Os figurinos de Pantera Negra, por sinal, originaram-se da fusão de material de época adaptado para a realidade fantástica da aventura. A produção foi primeira vitória da Marvel Studios neste segmento, os figurinos foram inspirados por meio de sua viagem para a África do Sul. Ruth Carter pesquisou povos, monarquias, mesclou teoria com observação de campo e fez algo que muitos artistas da cultura branca não fizeram ao longo da história dos últimos séculos: pediu autorização para se apropriar dos elementos culturais selecionados para compor o seu trabalho. Ainda no bojo da aventura, a figurinista inseriu traços do afro-futurismo, estética contemporânea da filosofia e das artes que reflete os impactos da diáspora africana por meio de cosmologias não-ocidentais.

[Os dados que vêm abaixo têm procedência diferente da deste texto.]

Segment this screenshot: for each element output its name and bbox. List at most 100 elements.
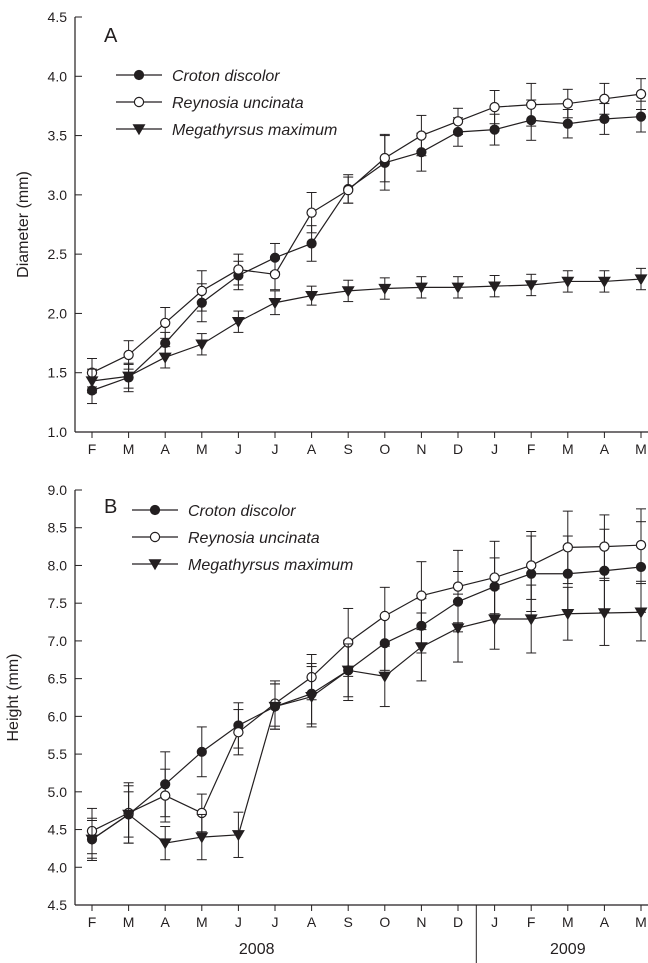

Com críticas que fazem uma observação da população negra na atualidade, os elementos da arte afro-futurista dialogam com a ficção científica, fantasia, realismo mágico, etc. É a busca por projeções futuras em uma cultura subjugada há eras, tendo o uso da tradição como estratégia de produção futurista. Dentre os países visitados, Ruth Carter esteve em Mali, Quênia e na Etiópia, resgate que respeitou os aspectos ancestrais da cultura africana, quase sempre estereotipada na produção cinematográfica hollywoodiana. Posicionada politicamente, a figurinista disse não ter importado “nada de cunho colonial” e na Mostra de Figurinos realizada no Fashion Institute of Design & Merchandising, em Los Angeles.
Amplamente comentada nas mídias após ter ganhado um prêmio na cerimônia do Oscar 2018, Ruth Carter não deveria reconhecida antes de instâncias de legitimação deste tipo? Algumas barreiras já foram eliminadas, mas ainda é preciso combater muitas avalanches racistas no bojo de um tecido cultural ainda cheio de ranços racistas e mitológicos no que concerne às reflexões sobre utopia e democracia racial. Que venham mais figurinos, Ruth Carter!